Director: Duncan Jepson
Co-Directed by: Ed Bean
Producer: Duncan Jepson
Co-Produced by: Jo Fok, Cohen Leung & Charmaine Li
Executive Producer: Ilyas Khan
Associate Producer: Nat Olson
Editor: Low Hwee Ling
Writer: Duncan Jepson
Director of Photography: Grant Douglas
Music By: Richard Wheare
Songs By: MC Gold Mountain
Producer's Representative: Ostrow and Company


"entertaining and eye-catching"
- Bong Miquiabas, Time Out Hong Kong

"fast paced"
- Jocelyn Lee, The Straits Times

Excerpt from an email on acceptance to Hawaii International Film Festival:
"a truly fine and very informative piece"
- Anderson Le, Program Director
Hawaii International Film Festival (HIFF)

Excerpt from an email on acceptance to Urban Mediamakers Film Festival:
"[your] work is fabulous!"
- Cheryle Reynolds, Festival Director
Urban Mediamakers Film Festival


The current generation of youth in China are the first Chinese in 5000 years to experience freedom. They enjoy choice and the rites of passage to adulthood without the commanding power of an emperor or an all-encompassing political ideology.

With an ever-widening range of choices and opportunities and the benefits of a booming economy, this generation of Chinese youth live as many of their western peers have for generations. Yet this particular generation of Chinese youth, while experiencing new freedoms, also find themselves growing up to inherit a political and economic superpower. They are the generation that will build China’s future and negotiate the vital relationship with the US and the international community.

Follow Your Heart – China’s New Youth Movement explores the life and ideals of this new generation of Chinese from those in the wealthy coastal cities to those living in the small interior cities.

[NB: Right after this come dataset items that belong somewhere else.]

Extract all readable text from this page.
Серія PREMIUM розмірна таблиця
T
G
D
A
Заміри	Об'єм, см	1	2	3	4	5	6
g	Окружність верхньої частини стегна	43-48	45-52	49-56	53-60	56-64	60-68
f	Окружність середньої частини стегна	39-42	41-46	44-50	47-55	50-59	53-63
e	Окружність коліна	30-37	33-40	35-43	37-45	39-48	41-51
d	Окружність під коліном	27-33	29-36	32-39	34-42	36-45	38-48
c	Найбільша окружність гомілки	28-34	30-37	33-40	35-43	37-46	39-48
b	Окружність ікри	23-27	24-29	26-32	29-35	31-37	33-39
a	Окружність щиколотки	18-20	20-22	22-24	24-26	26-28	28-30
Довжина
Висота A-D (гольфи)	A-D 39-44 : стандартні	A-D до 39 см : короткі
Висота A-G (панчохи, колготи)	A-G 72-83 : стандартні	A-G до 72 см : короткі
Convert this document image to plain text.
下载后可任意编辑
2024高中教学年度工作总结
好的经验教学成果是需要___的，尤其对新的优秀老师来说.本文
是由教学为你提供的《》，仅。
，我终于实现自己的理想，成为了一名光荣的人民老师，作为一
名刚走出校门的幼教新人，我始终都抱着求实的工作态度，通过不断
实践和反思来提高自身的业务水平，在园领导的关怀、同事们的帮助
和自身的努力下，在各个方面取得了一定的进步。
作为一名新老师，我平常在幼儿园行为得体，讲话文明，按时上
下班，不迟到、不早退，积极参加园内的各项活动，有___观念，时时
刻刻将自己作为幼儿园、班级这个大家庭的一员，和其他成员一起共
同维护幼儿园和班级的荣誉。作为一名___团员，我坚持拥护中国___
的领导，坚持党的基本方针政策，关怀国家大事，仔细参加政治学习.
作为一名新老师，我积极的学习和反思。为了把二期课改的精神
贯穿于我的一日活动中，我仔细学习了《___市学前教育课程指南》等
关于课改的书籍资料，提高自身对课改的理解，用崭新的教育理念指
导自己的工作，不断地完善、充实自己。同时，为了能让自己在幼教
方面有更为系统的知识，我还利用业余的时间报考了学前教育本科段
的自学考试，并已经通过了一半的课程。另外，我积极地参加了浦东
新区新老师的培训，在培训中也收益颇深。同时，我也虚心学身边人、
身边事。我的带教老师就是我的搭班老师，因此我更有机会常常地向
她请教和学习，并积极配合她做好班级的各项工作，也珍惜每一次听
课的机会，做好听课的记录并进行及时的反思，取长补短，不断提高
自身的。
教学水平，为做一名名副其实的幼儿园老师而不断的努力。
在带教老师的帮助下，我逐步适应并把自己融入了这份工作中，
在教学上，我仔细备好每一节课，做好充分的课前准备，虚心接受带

The film focuses on the beliefs, work and family life of a number of China’s successful and independent Hip Hop artists who have an increasingly widening influence in a society quickly proselytising from communism to consumerism. The group, spread across China, believe in Hip Hop as it began in New York in 1970s; that it is a means of expressing freedom and that being true to oneself is most important. While political and traditional values do not encourage their work and beliefs, it is actually the extensive and powerful forces of commerce and consumerism that conflict most with their ideals but yet provide the most assistance in spreading the word.

The film also examines the issues that are affecting Chinese youth such as identity, freedom, family, information, consumerism, wealth, their parents and individuality. Most importantly the film sets out to describe the high optimism and convictions of this new generation and the future that they want to build.